Statistics Got it Wrong
Mr Lichtman's against the grain prediction highlighted something for me. My beloved statistics got it wrong. You see, most major news outlets and pollsters gave Hillary strong chances to win the election. They were wrong. This guy was right. Why?
I believe it's because he used machine learning (ML) techniques - perhaps without even knowing it. Data reduction (13 questions), pattern detection and prediction algorithms ignore why... They don't care about the news cycle, the email scandals, the accusations... These models only care about predicting and focus on the data that predicts.

Can Machine Learning Get It Right?
The reason I'm writing this post is not to congratulate Mr.
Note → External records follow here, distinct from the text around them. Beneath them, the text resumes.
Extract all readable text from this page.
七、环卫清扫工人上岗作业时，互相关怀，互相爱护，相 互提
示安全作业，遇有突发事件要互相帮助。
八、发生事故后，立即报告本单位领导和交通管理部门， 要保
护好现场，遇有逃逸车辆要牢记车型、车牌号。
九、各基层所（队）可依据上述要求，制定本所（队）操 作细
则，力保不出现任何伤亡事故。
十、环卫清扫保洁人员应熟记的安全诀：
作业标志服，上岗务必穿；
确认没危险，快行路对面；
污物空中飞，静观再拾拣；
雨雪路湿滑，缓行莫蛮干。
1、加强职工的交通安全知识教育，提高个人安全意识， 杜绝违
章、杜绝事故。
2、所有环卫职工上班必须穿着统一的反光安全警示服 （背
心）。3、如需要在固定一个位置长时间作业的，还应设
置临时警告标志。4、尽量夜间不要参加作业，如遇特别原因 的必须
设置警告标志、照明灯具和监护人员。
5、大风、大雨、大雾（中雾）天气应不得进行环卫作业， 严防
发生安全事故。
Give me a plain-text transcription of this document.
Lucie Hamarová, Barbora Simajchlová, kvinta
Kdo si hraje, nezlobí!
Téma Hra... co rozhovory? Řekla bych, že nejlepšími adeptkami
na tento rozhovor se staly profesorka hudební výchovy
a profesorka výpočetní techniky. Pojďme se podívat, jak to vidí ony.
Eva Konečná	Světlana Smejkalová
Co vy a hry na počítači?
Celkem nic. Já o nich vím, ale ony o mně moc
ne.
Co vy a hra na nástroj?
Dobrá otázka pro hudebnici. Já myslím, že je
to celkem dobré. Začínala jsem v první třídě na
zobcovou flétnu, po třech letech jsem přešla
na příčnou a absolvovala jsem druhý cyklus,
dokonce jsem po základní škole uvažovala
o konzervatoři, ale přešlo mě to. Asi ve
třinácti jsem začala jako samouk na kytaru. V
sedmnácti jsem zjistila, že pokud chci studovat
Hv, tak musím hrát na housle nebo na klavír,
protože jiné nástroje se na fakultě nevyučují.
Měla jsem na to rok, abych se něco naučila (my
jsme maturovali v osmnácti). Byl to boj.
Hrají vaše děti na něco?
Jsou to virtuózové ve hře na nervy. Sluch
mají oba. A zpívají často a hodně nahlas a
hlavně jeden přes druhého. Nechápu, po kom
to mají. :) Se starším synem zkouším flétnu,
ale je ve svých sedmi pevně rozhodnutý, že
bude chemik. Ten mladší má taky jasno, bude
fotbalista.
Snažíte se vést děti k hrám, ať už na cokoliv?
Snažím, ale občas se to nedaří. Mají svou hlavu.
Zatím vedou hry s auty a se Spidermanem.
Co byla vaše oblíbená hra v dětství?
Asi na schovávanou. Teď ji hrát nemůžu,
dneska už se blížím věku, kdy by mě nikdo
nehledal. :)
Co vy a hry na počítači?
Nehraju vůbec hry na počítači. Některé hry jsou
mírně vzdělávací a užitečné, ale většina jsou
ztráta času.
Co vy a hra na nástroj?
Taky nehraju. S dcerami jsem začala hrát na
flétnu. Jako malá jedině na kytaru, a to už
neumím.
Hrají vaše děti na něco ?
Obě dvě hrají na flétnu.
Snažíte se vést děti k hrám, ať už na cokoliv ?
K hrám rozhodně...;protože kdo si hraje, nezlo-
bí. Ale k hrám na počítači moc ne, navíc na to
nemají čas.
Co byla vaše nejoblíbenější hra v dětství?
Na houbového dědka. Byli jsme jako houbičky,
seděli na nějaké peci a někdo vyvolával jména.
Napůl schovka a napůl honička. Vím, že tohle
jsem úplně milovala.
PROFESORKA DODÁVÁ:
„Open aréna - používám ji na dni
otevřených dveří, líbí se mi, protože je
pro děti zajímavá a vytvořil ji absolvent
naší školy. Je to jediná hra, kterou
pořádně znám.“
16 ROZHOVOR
Lichtman. I actually don't believe he knows what he has stumbled on to. This short post is simply a reminder to myself to think outside of business and science applications for ML. Statistics and polling have dominated election news and are big business for big media. Unfortunately, they are merely observations. To accurately predict, you'll need concepts from machine learning - because stats don't really matter.
(Apologies to 538 and Nate Silver - I still love your site.)